Stakeholders urged to take action to improve the distribution of doctors in Ghana

Stakeholders urged to take action to improve the distribution of doctors in Ghana

The World Health Organization (WHO) Representative to Ghana, Dr Francis Kasolo has known as for concerted action to bridge the hole in the distribution of doctors between rural and concrete areas in Ghana.

Delivering the keynote handle at the sixty fourth Annual General Conference of the Ghana Medical Association (GMA) on the theme: ‘Doctor distribution dilemma – the case of Ghana and its underserved areas’, Dr. Kasolo described the unfair distribution of doctors and other health care staff throughout the country as a risk to efforts in direction of bettering the health and wellbeing of all individuals and urged all stakeholders to take action instantly to handle that.

“The inequitable distribution of doctors between rural and urban areas is now a crisis. It seriously undermines our progress towards Universal Health Coverage and we must all work together to address it,” Dr. Kasolo noted.

Ghana has made great positive factors in the doctor to population ratio, bettering from one doctor to 17,899 in 2005 to one doctor to 6,500 in 2020.

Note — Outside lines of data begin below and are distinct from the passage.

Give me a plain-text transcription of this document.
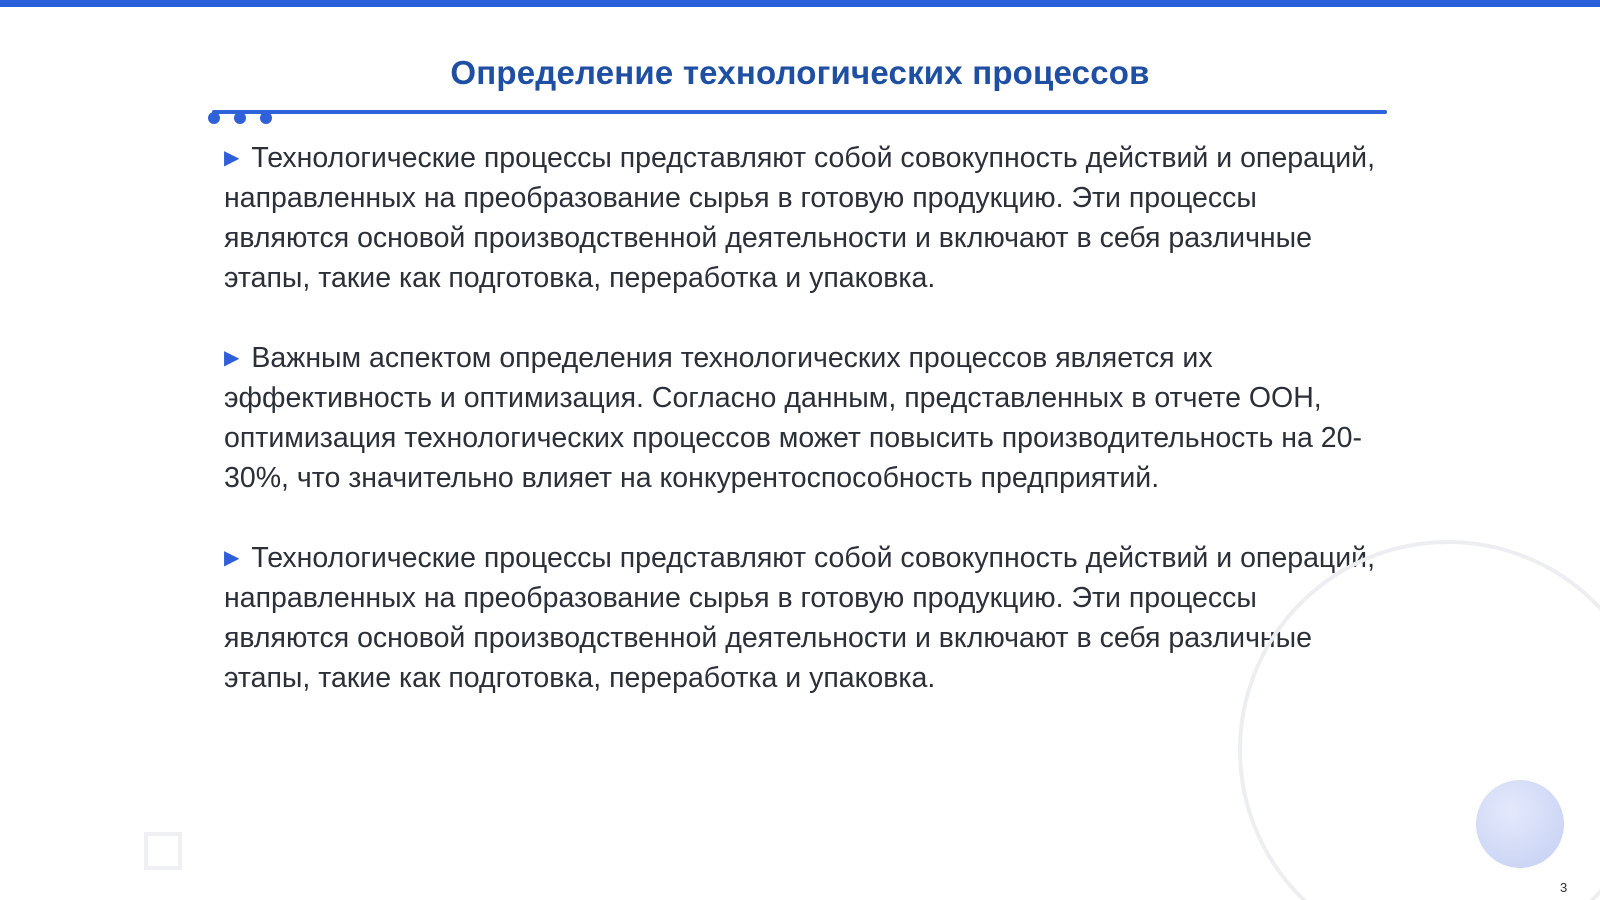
Определение технологических процессов

▶ Технологические процессы представляют собой совокупность действий и операций, направленных на преобразование сырья в готовую продукцию. Эти процессы являются основой производственной деятельности и включают в себя различные этапы, такие как подготовка, переработка и упаковка.

▶ Важным аспектом определения технологических процессов является их эффективность и оптимизация. Согласно данным, представленных в отчете ООН, оптимизация технологических процессов может повысить производительность на 20-30%, что значительно влияет на конкурентоспособность предприятий.

▶ Технологические процессы представляют собой совокупность действий и операций, направленных на преобразование сырья в готовую продукцию. Эти процессы являются основой производственной деятельности и включают в себя различные этапы, такие как подготовка, переработка и упаковка.

3
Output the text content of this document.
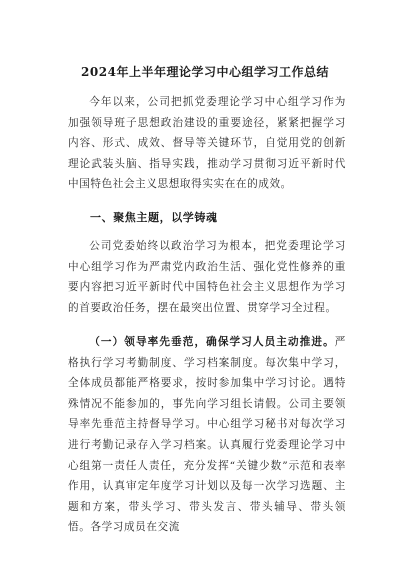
2024年上半年理论学习中心组学习工作总结
今年以来，公司把抓党委理论学习中心组学习作为加强领导班子思想政治建设的重要途径，紧紧把握学习内容、形式、成效、督导等关键环节，自觉用党的创新理论武装头脑、指导实践，推动学习贯彻习近平新时代中国特色社会主义思想取得实实在在的成效。
一、聚焦主题，以学铸魂
公司党委始终以政治学习为根本，把党委理论学习中心组学习作为严肃党内政治生活、强化党性修养的重要内容把习近平新时代中国特色社会主义思想作为学习的首要政治任务，摆在最突出位置、贯穿学习全过程。
（一）领导率先垂范，确保学习人员主动推进。严格执行学习考勤制度、学习档案制度。每次集中学习，全体成员都能严格要求，按时参加集中学习讨论。遇特殊情况不能参加的，事先向学习组长请假。公司主要领导率先垂范主持督导学习。中心组学习秘书对每次学习进行考勤记录存入学习档案。认真履行党委理论学习中心组第一责任人责任，充分发挥“关键少数”示范和表率作用，认真审定年度学习计划以及每一次学习选题、主题和方案，带头学习、带头发言、带头辅导、带头领悟。各学习成员在交流
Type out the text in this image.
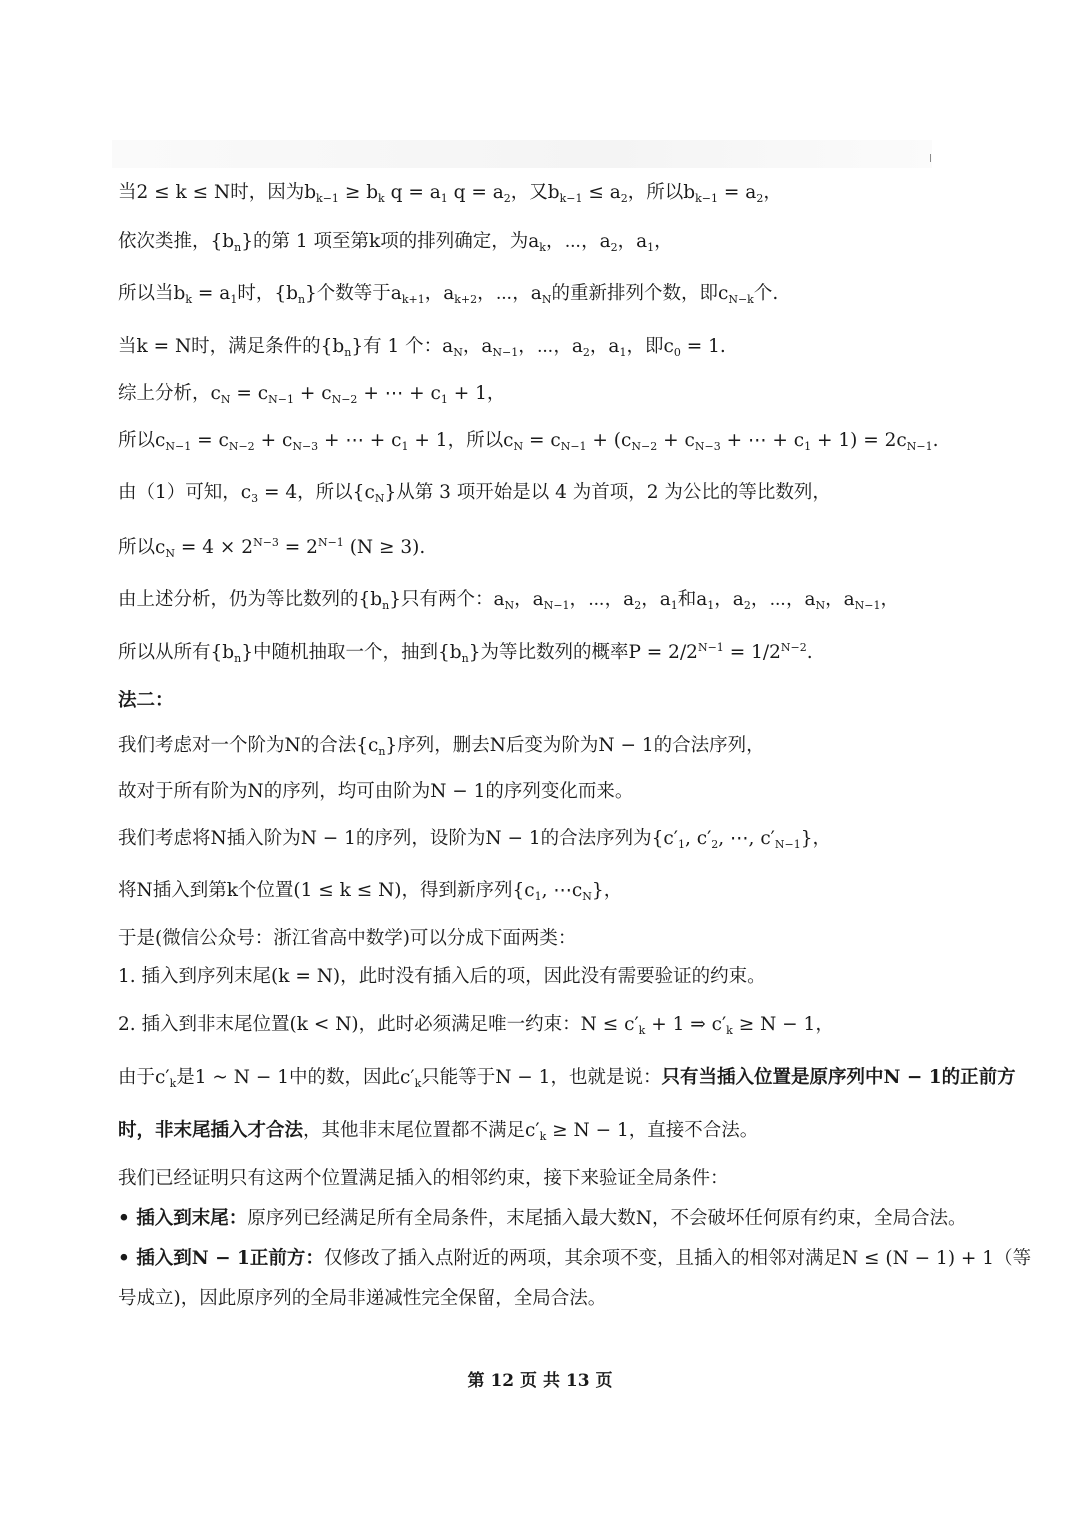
当2 ≤ k ≤ N时，因为$b_{k-1} \ge b_k$ $q = a_1$ $q = a_2$，又$b_{k-1} \le a_2$，所以$b_{k-1} = a_2$，
依次类推，$\{b_n\}$的第 1 项至第k项的排列确定，为$a_k$，⋯，$a_2$，$a_1$，
所以当$b_k = a_1$时，$\{b_n\}$个数等于$a_{k+1}$，$a_{k+2}$，⋯，$a_N$的重新排列个数，即$c_{N-k}$个.
当k = N时，满足条件的$\{b_n\}$有 1 个：$a_N$，$a_{N-1}$，⋯，$a_2$，$a_1$，即$c_0 = 1$.
综上分析，$c_N = c_{N-1} + c_{N-2}$ + ⋯ + $c_1 + 1$，
所以$c_{N-1} = c_{N-2} + c_{N-3}$ + ⋯ + $c_1 + 1$，所以$c_N = c_{N-1} + (c_{N-2} + c_{N-3}$ + ⋯ + $c_1 + 1) = 2c_{N-1}$.
由（1）可知，$c_3 = 4$，所以$\{c_N\}$从第 3 项开始是以 4 为首项，2 为公比的等比数列，
所以$c_N = 4 \times 2^{N-3} = 2^{N-1}$ (N ≥ 3).
由上述分析，仍为等比数列的$\{b_n\}$只有两个：$a_N$，$a_{N-1}$，⋯，$a_2$，$a_1$和$a_1$，$a_2$，⋯，$a_N$，$a_{N-1}$，
所以从所有$\{b_n\}$中随机抽取一个，抽到$\{b_n\}$为等比数列的概率$P = 2/2^{N-1} = 1/2^{N-2}$.
法二：
我们考虑对一个阶为N的合法$\{c_n\}$序列，删去N后变为阶为N − 1的合法序列，
故对于所有阶为N的序列，均可由阶为N − 1的序列变化而来。
我们考虑将N插入阶为N − 1的序列，设阶为N − 1的合法序列为{$c'_1$, $c'_2$, ⋯, $c'_{N-1}$}，
将N插入到第k个位置(1 ≤ k ≤ N)，得到新序列{$c_1$, $\cdots c_N$}，
于是(微信公众号：浙江省高中数学)可以分成下面两类：
1. 插入到序列末尾(k = N)，此时没有插入后的项，因此没有需要验证的约束。
2. 插入到非末尾位置(k < N)，此时必须满足唯一约束：$N \le c'_k + 1$ ⇒ $c'_k \ge N - 1$，
由于$c'_k$是1 ~ N − 1中的数，因此$c'_k$只能等于N − 1，也就是说：只有当插入位置是原序列中N − 1的正前方
时，非末尾插入才合法，其他非末尾位置都不满足$c'_k \ge N - 1$，直接不合法。
我们已经证明只有这两个位置满足插入的相邻约束，接下来验证全局条件：
• 插入到末尾：原序列已经满足所有全局条件，末尾插入最大数N，不会破坏任何原有约束，全局合法。
• 插入到N − 1正前方：仅修改了插入点附近的两项，其余项不变，且插入的相邻对满足N ≤ (N − 1) + 1（等
号成立)，因此原序列的全局非递减性完全保留，全局合法。
第 12 页 共 13 页
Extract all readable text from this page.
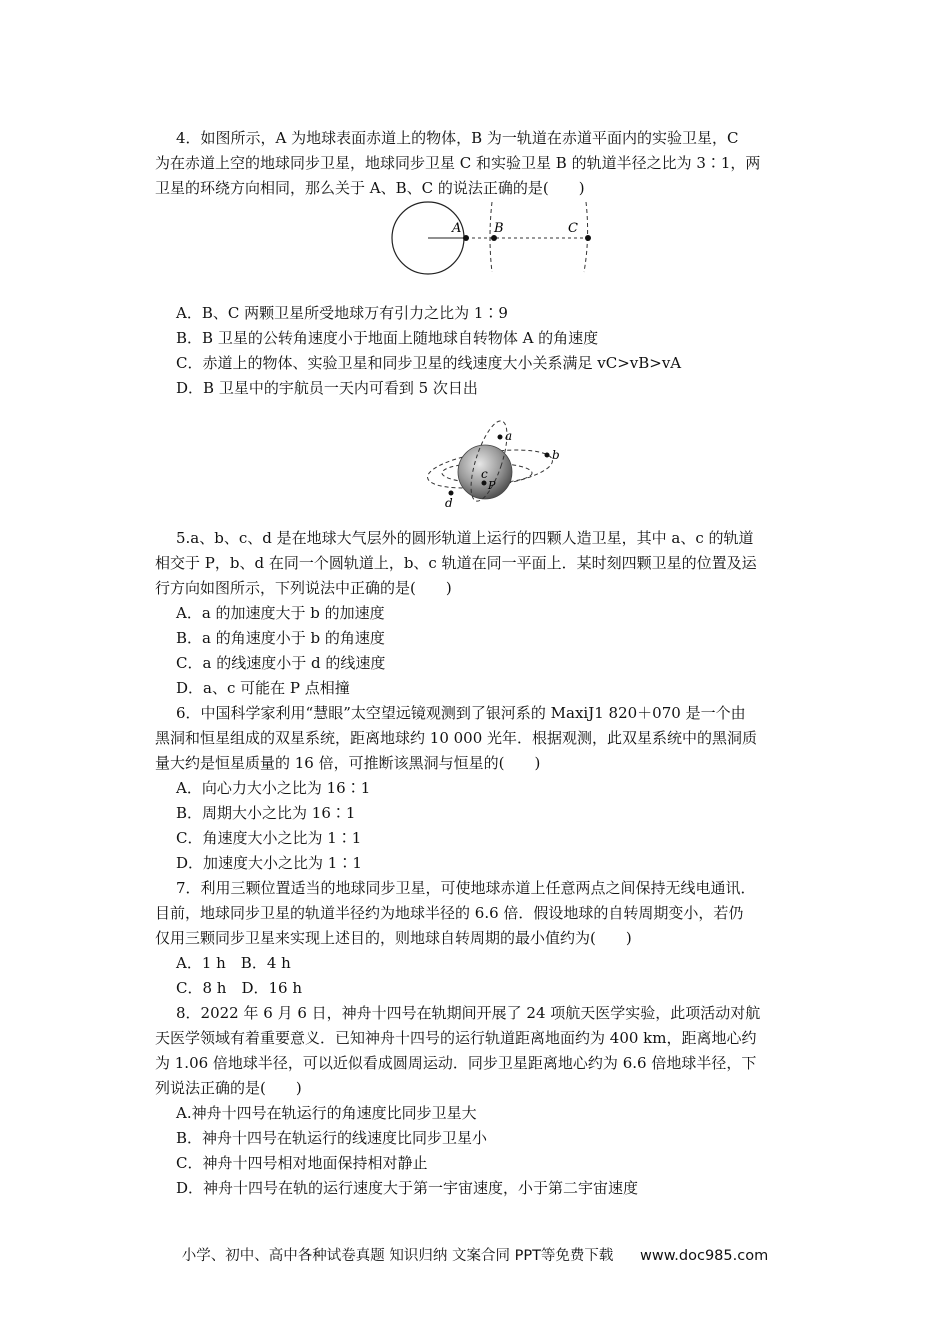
4．如图所示，A 为地球表面赤道上的物体，B 为一轨道在赤道平面内的实验卫星，C
为在赤道上空的地球同步卫星，地球同步卫星 C 和实验卫星 B 的轨道半径之比为 3∶1，两
卫星的环绕方向相同，那么关于 A、B、C 的说法正确的是(　　)
A	B	C
A．B、C 两颗卫星所受地球万有引力之比为 1∶9
B．B 卫星的公转角速度小于地面上随地球自转物体 A 的角速度
C．赤道上的物体、实验卫星和同步卫星的线速度大小关系满足 vC>vB>vA
D．B 卫星中的宇航员一天内可看到 5 次日出
a
b
c
d
P
5.a、b、c、d 是在地球大气层外的圆形轨道上运行的四颗人造卫星，其中 a、c 的轨道
相交于 P，b、d 在同一个圆轨道上，b、c 轨道在同一平面上．某时刻四颗卫星的位置及运
行方向如图所示，下列说法中正确的是(　　)
A．a 的加速度大于 b 的加速度
B．a 的角速度小于 b 的角速度
C．a 的线速度小于 d 的线速度
D．a、c 可能在 P 点相撞
6．中国科学家利用“慧眼”太空望远镜观测到了银河系的 MaxiJ1 820＋070 是一个由
黑洞和恒星组成的双星系统，距离地球约 10 000 光年．根据观测，此双星系统中的黑洞质
量大约是恒星质量的 16 倍，可推断该黑洞与恒星的(　　)
A．向心力大小之比为 16∶1
B．周期大小之比为 16∶1
C．角速度大小之比为 1∶1
D．加速度大小之比为 1∶1
7．利用三颗位置适当的地球同步卫星，可使地球赤道上任意两点之间保持无线电通讯．
目前，地球同步卫星的轨道半径约为地球半径的 6.6 倍．假设地球的自转周期变小，若仍
仅用三颗同步卫星来实现上述目的，则地球自转周期的最小值约为(　　)
A．1 h　B．4 h
C．8 h　D．16 h
8．2022 年 6 月 6 日，神舟十四号在轨期间开展了 24 项航天医学实验，此项活动对航
天医学领域有着重要意义．已知神舟十四号的运行轨道距离地面约为 400 km，距离地心约
为 1.06 倍地球半径，可以近似看成圆周运动．同步卫星距离地心约为 6.6 倍地球半径，下
列说法正确的是(　　)
A.神舟十四号在轨运行的角速度比同步卫星大
B．神舟十四号在轨运行的线速度比同步卫星小
C．神舟十四号相对地面保持相对静止
D．神舟十四号在轨的运行速度大于第一宇宙速度，小于第二宇宙速度
小学、初中、高中各种试卷真题 知识归纳 文案合同 PPT等免费下载 www.doc985.com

However, accessible data additionally present that 42% of the doctors are in Accra alone, and up to 81.3% of all doctors are concentrated in 5 areas – i.e., Greater Accra, Ashanti, Central, Northern and Volta areas, with the Teaching Hospitals in these 5 areas collectively having over 60% of all the doctors in Ghana.

“Over the years, Ghana has made progress in improving the doctor to population ratio, but we must remember that the unfair distribution of these doctors leads to unmet health needs in rural and remote areas resulting in a decreased life expectancy; higher preventable maternal and under-5 mortality rates,” he added.

Dr. Francis Kasolo recognized migration and retention challenges as some of the causes of the scarcity of doctors in Ghana and recommended some key interventions in line with WHO guideline on health workforce improvement, attraction, recruitment and retention in rural and distant areas.

“Providing differential incentives for those working in rural and under-served areas and re-engineering the training and regulation of doctors to include extensive exposure to rural and under-served areas will help improve the situation,” he said.

He added that, “We must also provide deliberate opportunities for the admission of medical students from rural and deprived areas and providing financial support for their training.”

WHO has been supporting the Government of Ghana to improve the maldistribution of doctors and other healthcare staff in Ghana. This consists of an help to develop the multi-criteria deprivation index to be used to objectively classify the districts in accordance to their relative ranges of deprivation. This when applied, can handle both financial and non-pecuniary aspects of encouraging retention in rural and under-served areas.

In addition, WHO helps the improvement and implementation of health sector staffing norm while additionally offering assist for coaching wants assessment of health staff. WHO with funding from the UK Department of Health and Social Care, (UK-DHSC) can also be currently serving to Ghana to embark on a health labour market analysis to contribute to future insurance policies and methods in addressing the health employee challenges, particularly the wants of rural and under-served areas.

Dr. Francis Kasolo pledged the WHO’s steady assist to Ghana in making certain that nobody anyplace is left behind in the entry to healthcare services.

“As WHO, we will continue to work with all partners to help drive government’s efforts to achieve equitable distribution of doctors and other healthcare workers in Ghana”, Dr. Kasolo assured.